6/17/1997 12:06:22 AM
Charles Lucy wrote:
>Lydia Ayers queried the use of the scale x/y/z notation.
>I agree with her implied criticism of the ambiguity of this system.
>
>I have used it for many years, yet to mean something totally
>different, and much more precise than the vague current Alves usage.
>
>I tackled Bill on this recently, off-list, and he provided a
>(to my mind) lame justification for his continued use of the
>pattern, which was originally devised in about 1989 by John Gibbon,
>Jonathan Glasier and myself in Los Angeles and widely distributed
>in pamphlet form.

Just to set the record straight, Charles Lucy originally wrote me the
forwarded email to respond to a post in the context of defining pitches in
some modes as subsets of tuning systems. I wrote him back that I had no
intention of setting up a competing "Alves system" as he has implied.
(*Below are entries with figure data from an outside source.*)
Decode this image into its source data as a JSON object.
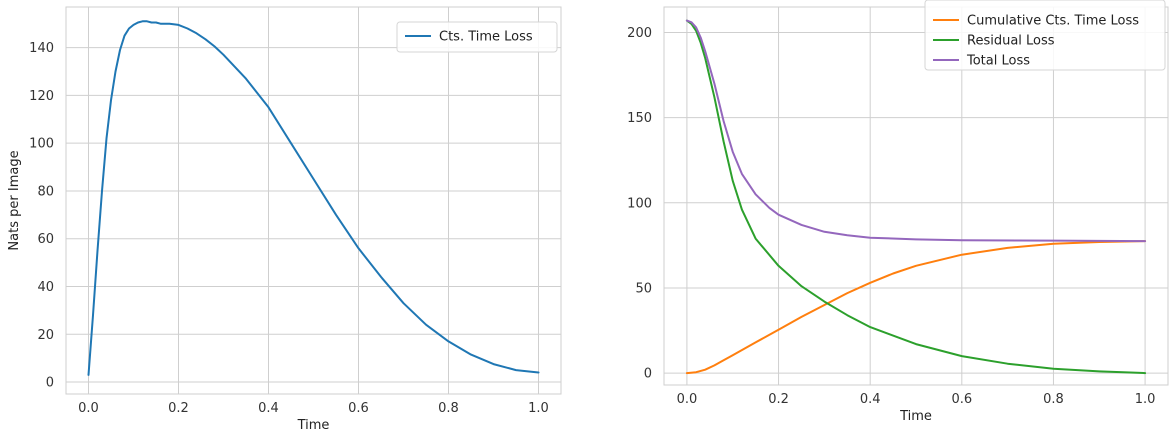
{
  "chart_data": [
    {
      "type": "line",
      "xlabel": "Time",
      "ylabel": "Nats per Image",
      "xlim": [
        -0.05,
        1.05
      ],
      "ylim": [
        -5,
        157
      ],
      "xticks": [
        0.0,
        0.2,
        0.4,
        0.6,
        0.8,
        1.0
      ],
      "xtick_labels": [
        "0.0",
        "0.2",
        "0.4",
        "0.6",
        "0.8",
        "1.0"
      ],
      "yticks": [
        0,
        20,
        40,
        60,
        80,
        100,
        120,
        140
      ],
      "ytick_labels": [
        "0",
        "20",
        "40",
        "60",
        "80",
        "100",
        "120",
        "140"
      ],
      "grid": true,
      "legend_position": "top-right",
      "series": [
        {
          "name": "Cts. Time Loss",
          "color": "#1f77b4",
          "x": [
            0.0,
            0.01,
            0.02,
            0.03,
            0.04,
            0.05,
            0.06,
            0.07,
            0.08,
            0.09,
            0.1,
            0.11,
            0.12,
            0.13,
            0.14,
            0.15,
            0.16,
            0.18,
            0.2,
            0.22,
            0.24,
            0.26,
            0.28,
            0.3,
            0.35,
            0.4,
            0.45,
            0.5,
            0.55,
            0.6,
            0.65,
            0.7,
            0.75,
            0.8,
            0.85,
            0.9,
            0.95,
            1.0
          ],
          "y": [
            3,
            28,
            55,
            80,
            102,
            118,
            130,
            139,
            145,
            148,
            149.5,
            150.5,
            151,
            151,
            150.5,
            150.5,
            150,
            150,
            149.5,
            148,
            146,
            143.5,
            140.5,
            137,
            127,
            115,
            100,
            85,
            70,
            56,
            44,
            33,
            24,
            17,
            11.5,
            7.5,
            5,
            4
          ]
        }
      ]
    },
    {
      "type": "line",
      "xlabel": "Time",
      "ylabel": "",
      "xlim": [
        -0.05,
        1.05
      ],
      "ylim": [
        -7,
        215
      ],
      "xticks": [
        0.0,
        0.2,
        0.4,
        0.6,
        0.8,
        1.0
      ],
      "xtick_labels": [
        "0.0",
        "0.2",
        "0.4",
        "0.6",
        "0.8",
        "1.0"
      ],
      "yticks": [
        0,
        50,
        100,
        150,
        200
      ],
      "ytick_labels": [
        "0",
        "50",
        "100",
        "150",
        "200"
      ],
      "grid": true,
      "legend_position": "top-right",
      "series": [
        {
          "name": "Cumulative Cts. Time Loss",
          "color": "#ff7f0e",
          "x": [
            0.0,
            0.02,
            0.04,
            0.06,
            0.08,
            0.1,
            0.15,
            0.2,
            0.25,
            0.3,
            0.35,
            0.4,
            0.45,
            0.5,
            0.6,
            0.7,
            0.8,
            0.9,
            1.0
          ],
          "y": [
            0,
            0.5,
            2,
            4.5,
            7.5,
            10.5,
            18,
            25.5,
            33,
            40,
            47,
            53,
            58.5,
            63,
            69.5,
            73.5,
            76,
            77,
            77.5
          ]
        },
        {
          "name": "Residual Loss",
          "color": "#2ca02c",
          "x": [
            0.0,
            0.01,
            0.02,
            0.03,
            0.04,
            0.06,
            0.08,
            0.1,
            0.12,
            0.15,
            0.2,
            0.25,
            0.3,
            0.35,
            0.4,
            0.5,
            0.6,
            0.7,
            0.8,
            0.9,
            1.0
          ],
          "y": [
            207,
            205,
            201,
            194,
            185,
            162,
            136,
            113,
            96,
            79,
            63,
            51,
            42,
            34,
            27,
            17,
            10,
            5.5,
            2.5,
            1,
            0
          ]
        },
        {
          "name": "Total Loss",
          "color": "#9467bd",
          "x": [
            0.0,
            0.01,
            0.02,
            0.03,
            0.04,
            0.06,
            0.08,
            0.1,
            0.12,
            0.15,
            0.18,
            0.2,
            0.25,
            0.3,
            0.35,
            0.4,
            0.5,
            0.6,
            0.8,
            1.0
          ],
          "y": [
            207,
            206,
            203,
            197,
            189,
            170,
            148,
            130,
            117,
            105,
            97,
            93,
            87,
            83,
            81,
            79.5,
            78.5,
            78,
            77.8,
            77.5
          ]
        }
      ]
    }
  ]
}
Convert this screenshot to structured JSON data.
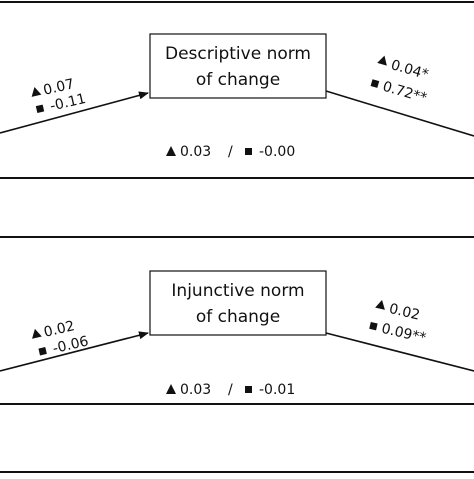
{
  "panels": [
    {
      "mediator": {
        "line1": "Descriptive norm",
        "line2": "of change"
      },
      "a_path": {
        "tri": "0.07",
        "sq": "-0.11"
      },
      "b_path": {
        "tri": "0.04*",
        "sq": "0.72**"
      },
      "direct": {
        "tri": "0.03",
        "sep": "/",
        "sq": "-0.00"
      }
    },
    {
      "mediator": {
        "line1": "Injunctive norm",
        "line2": "of change"
      },
      "a_path": {
        "tri": "0.02",
        "sq": "-0.06"
      },
      "b_path": {
        "tri": "0.02",
        "sq": "0.09**"
      },
      "direct": {
        "tri": "0.03",
        "sep": "/",
        "sq": "-0.01"
      }
    }
  ],
  "colors": {
    "ink": "#111111",
    "background": "#ffffff"
  },
  "markers": {
    "triangle": "triangle-marker-icon",
    "square": "square-marker-icon"
  }
}
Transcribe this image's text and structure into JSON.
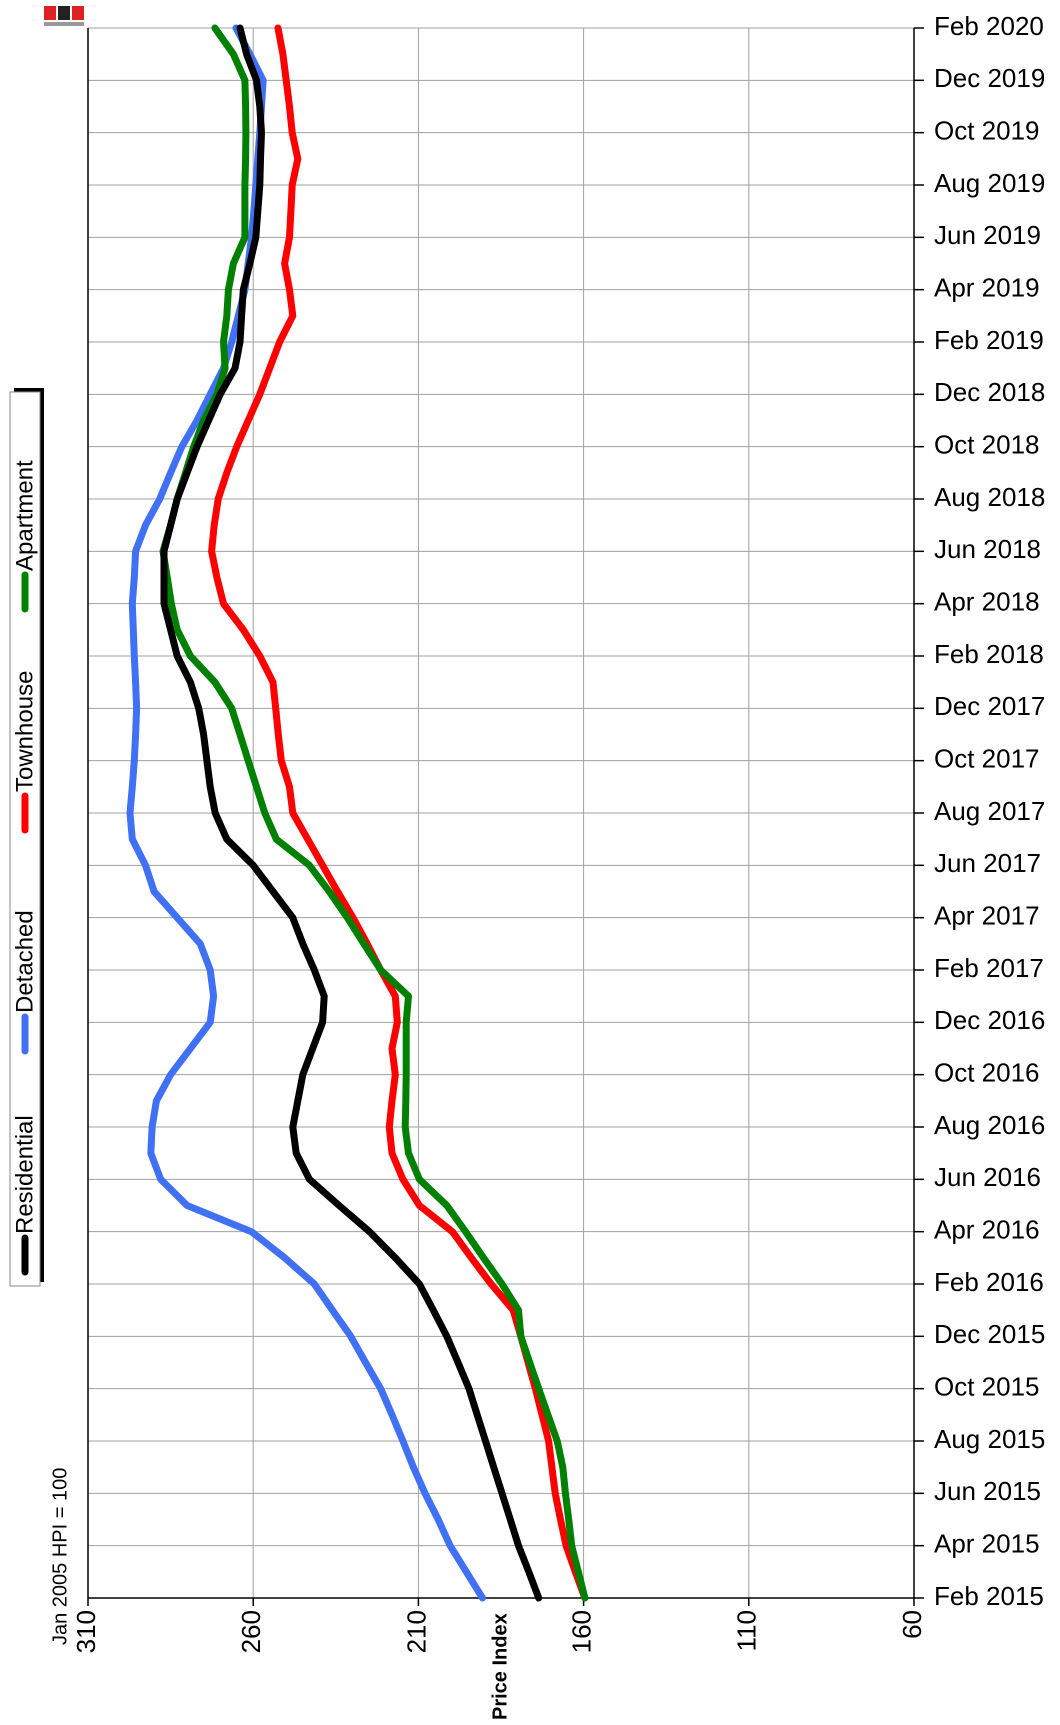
{
  "chart_data": {
    "type": "line",
    "annotation": "Jan 2005 HPI = 100",
    "ylabel": "Price Index",
    "categories": [
      "Feb 2015",
      null,
      "Apr 2015",
      null,
      "Jun 2015",
      null,
      "Aug 2015",
      null,
      "Oct 2015",
      null,
      "Dec 2015",
      null,
      "Feb 2016",
      null,
      "Apr 2016",
      null,
      "Jun 2016",
      null,
      "Aug 2016",
      null,
      "Oct 2016",
      null,
      "Dec 2016",
      null,
      "Feb 2017",
      null,
      "Apr 2017",
      null,
      "Jun 2017",
      null,
      "Aug 2017",
      null,
      "Oct 2017",
      null,
      "Dec 2017",
      null,
      "Feb 2018",
      null,
      "Apr 2018",
      null,
      "Jun 2018",
      null,
      "Aug 2018",
      null,
      "Oct 2018",
      null,
      "Dec 2018",
      null,
      "Feb 2019",
      null,
      "Apr 2019",
      null,
      "Jun 2019",
      null,
      "Aug 2019",
      null,
      "Oct 2019",
      null,
      "Dec 2019",
      null,
      "Feb 2020"
    ],
    "ylim": [
      310,
      60
    ],
    "yticks": [
      310,
      260,
      210,
      160,
      110,
      60
    ],
    "grid": true,
    "series": [
      {
        "name": "Residential",
        "color": "#000000",
        "values": [
          173.6,
          176.6,
          179.7,
          182.2,
          184.7,
          187.2,
          189.7,
          192.2,
          194.7,
          198,
          201.4,
          205.5,
          209.7,
          217,
          224.8,
          234,
          243,
          247,
          248,
          246.5,
          245,
          242,
          239,
          238.5,
          241.5,
          245,
          248,
          254,
          260,
          268,
          271.5,
          273,
          274,
          275,
          276.5,
          279,
          283,
          285,
          287,
          287,
          287,
          285,
          283,
          280,
          277,
          273.5,
          270,
          265.5,
          264,
          263.5,
          263,
          261,
          259.2,
          258.6,
          258,
          257.8,
          257.5,
          258,
          259,
          262,
          264
        ]
      },
      {
        "name": "Detached",
        "color": "#4070f4",
        "values": [
          190.6,
          195.5,
          200.4,
          204,
          208,
          211.5,
          214.7,
          218,
          221.4,
          226,
          230.5,
          236,
          241.5,
          250.5,
          260.5,
          280,
          288,
          291,
          290.6,
          289.3,
          285,
          279,
          273,
          272,
          273,
          276,
          283,
          290,
          292.6,
          296.6,
          297.3,
          296.6,
          296,
          295.6,
          295.3,
          295.6,
          296,
          296.3,
          296.6,
          296,
          295.6,
          292.6,
          288.3,
          285,
          281.6,
          277,
          273,
          269,
          266.5,
          264.5,
          262.5,
          261.5,
          260.5,
          259.8,
          259.2,
          258.6,
          258,
          257.5,
          257,
          261,
          265.2
        ]
      },
      {
        "name": "Townhouse",
        "color": "#ff0000",
        "values": [
          159.6,
          162.5,
          165.3,
          167,
          168.6,
          169.6,
          170.6,
          172.6,
          174.6,
          176.8,
          179,
          181.3,
          188,
          194,
          199.7,
          209.7,
          214.7,
          218,
          218.8,
          218,
          217,
          218,
          216.4,
          217,
          221.4,
          225.5,
          229.8,
          234.5,
          239,
          243.5,
          248,
          249,
          251.5,
          252.4,
          253.2,
          254,
          258,
          263,
          269,
          271,
          272.6,
          271.8,
          270.6,
          268,
          265,
          261.5,
          258,
          255,
          252,
          248,
          249,
          250.5,
          249,
          248.6,
          248.2,
          246.5,
          248.2,
          249,
          250,
          251,
          252.5
        ]
      },
      {
        "name": "Apartment",
        "color": "#008000",
        "values": [
          159.6,
          161.6,
          163.6,
          164.5,
          165.5,
          166.3,
          168,
          170.8,
          173.6,
          176.3,
          179,
          179.7,
          184.7,
          190.3,
          195.7,
          201.4,
          209.7,
          213,
          214,
          213.8,
          213.7,
          213.7,
          213.7,
          213,
          221.4,
          226.5,
          231.5,
          237,
          243,
          253,
          256.5,
          259,
          261.5,
          264,
          266.5,
          271.6,
          279,
          283,
          284.8,
          286,
          287.3,
          285,
          283,
          280.5,
          278,
          275,
          271,
          268.5,
          269,
          268,
          267.5,
          266,
          262.5,
          262.5,
          262.5,
          262.3,
          262.2,
          262.3,
          262.5,
          266,
          271.6
        ]
      }
    ]
  }
}
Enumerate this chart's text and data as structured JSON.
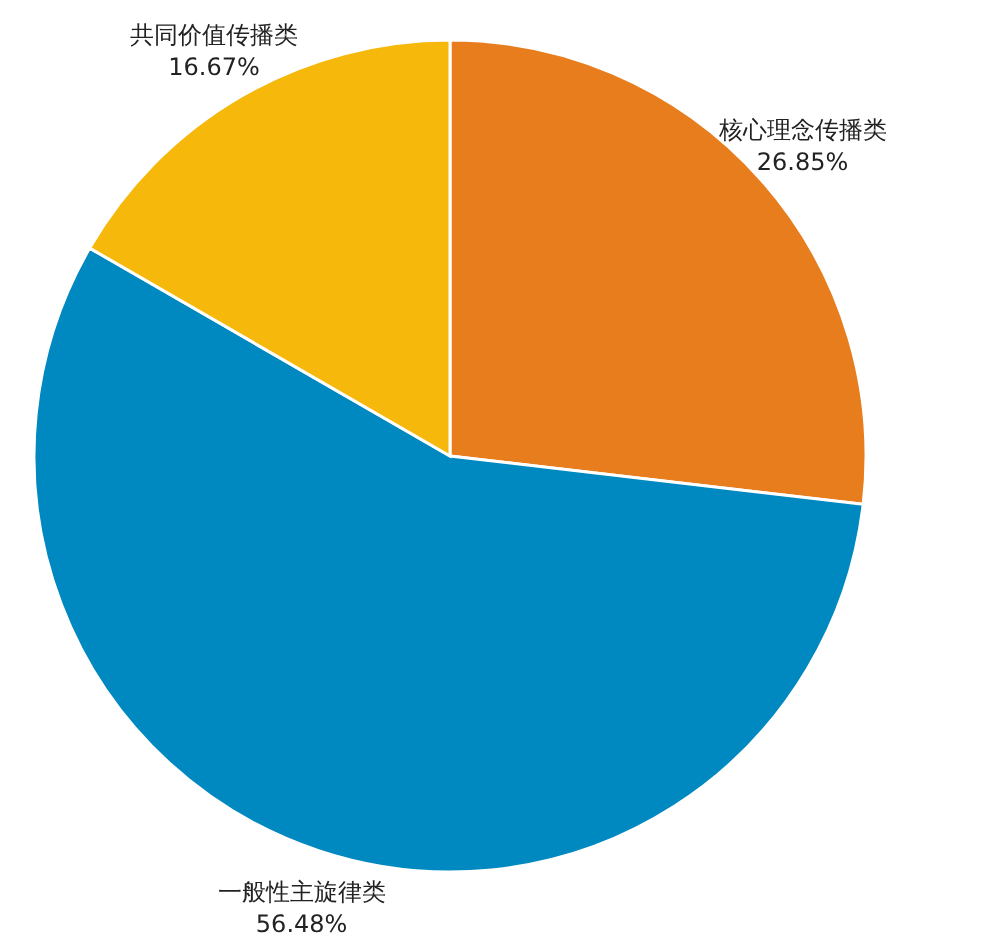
{
  "chart_data": {
    "type": "pie",
    "categories": [
      "核心理念传播类",
      "一般性主旋律类",
      "共同价值传播类"
    ],
    "values": [
      26.85,
      56.48,
      16.67
    ],
    "colors": [
      "#e87d1e",
      "#0088c0",
      "#f5b80b"
    ],
    "value_labels": [
      "26.85%",
      "56.48%",
      "16.67%"
    ]
  }
}
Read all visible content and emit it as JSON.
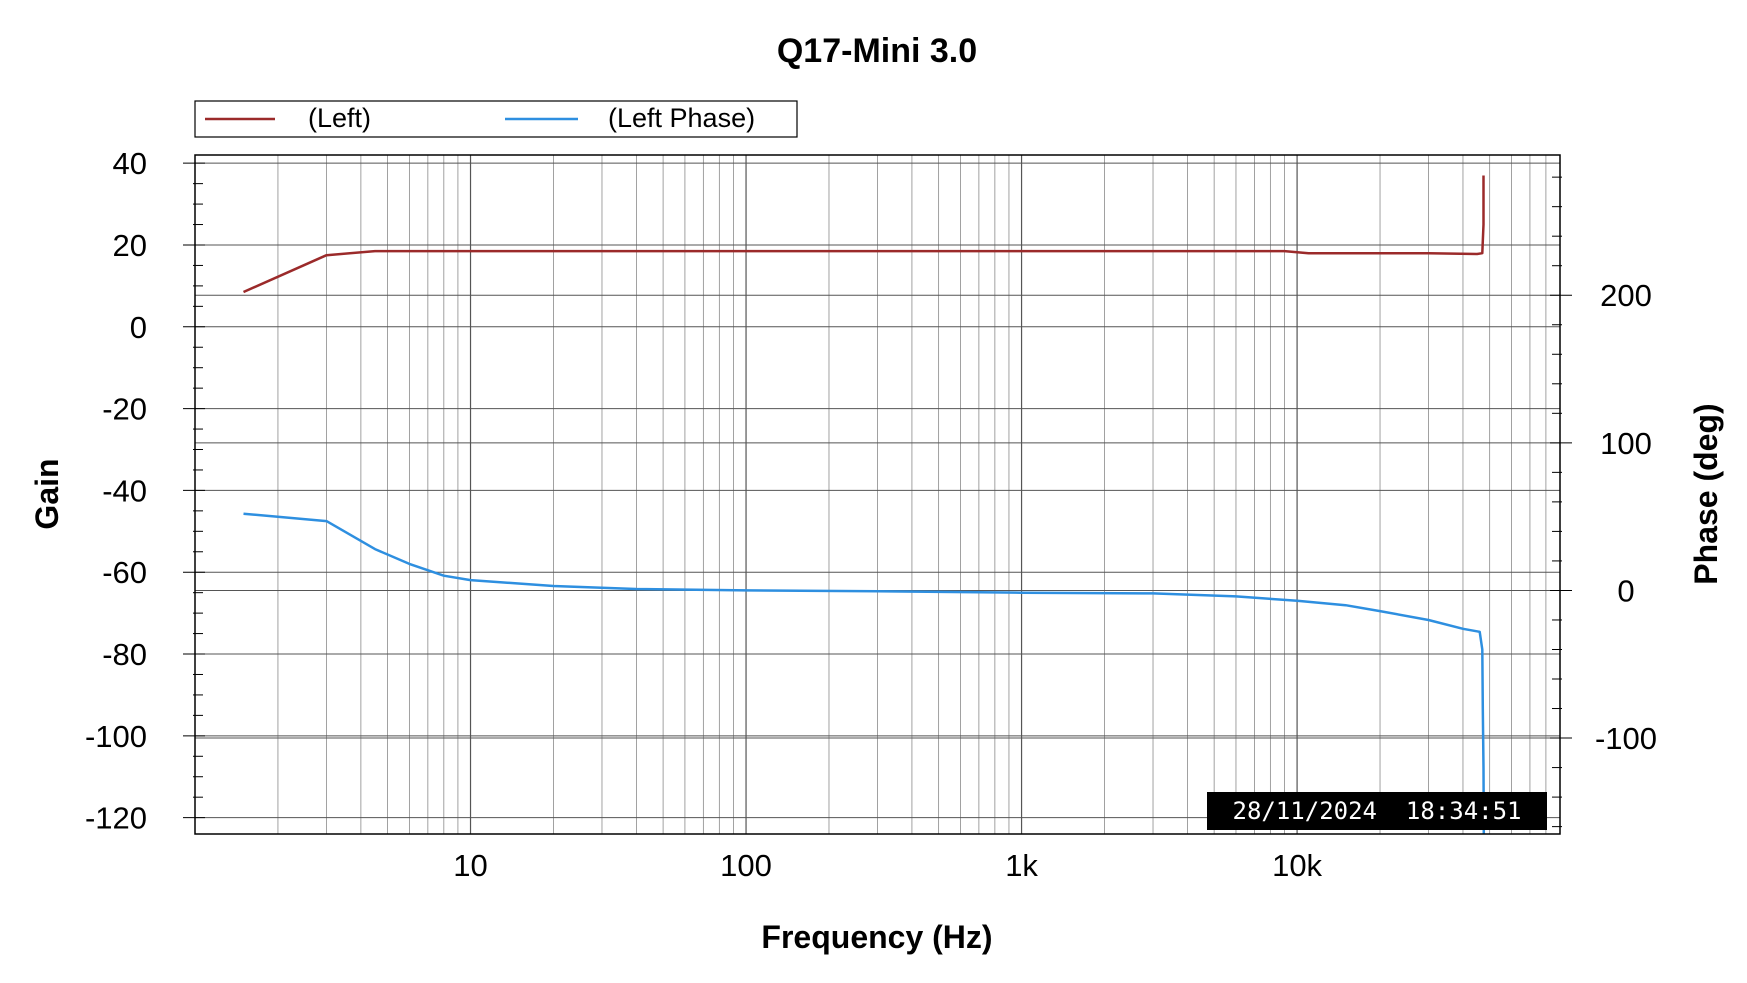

I merely wanted a brief way, in that post alone, to specify number of
pitches in the tuning system/number of pitches in the mode/commonly used
auxilary pitches. Three numbers separated by slashes seemed an
understandable way to do it. I included obvious qualifications and had no
intention to try to express the actual tuning of these modes.

I also told Charles Lucy that I found the Lucy/Gibbon/Glasier system
interesting (if largely unrelated to the point of my post), but that I
doubt that all tuning systems or modes could or should be defined in terms
of MOS scales. I promised to try to avoid confusion in the future.

If this explanation is "lame," so be it, but, goodness, can't a person
express himself with numbers and slashes sometimes?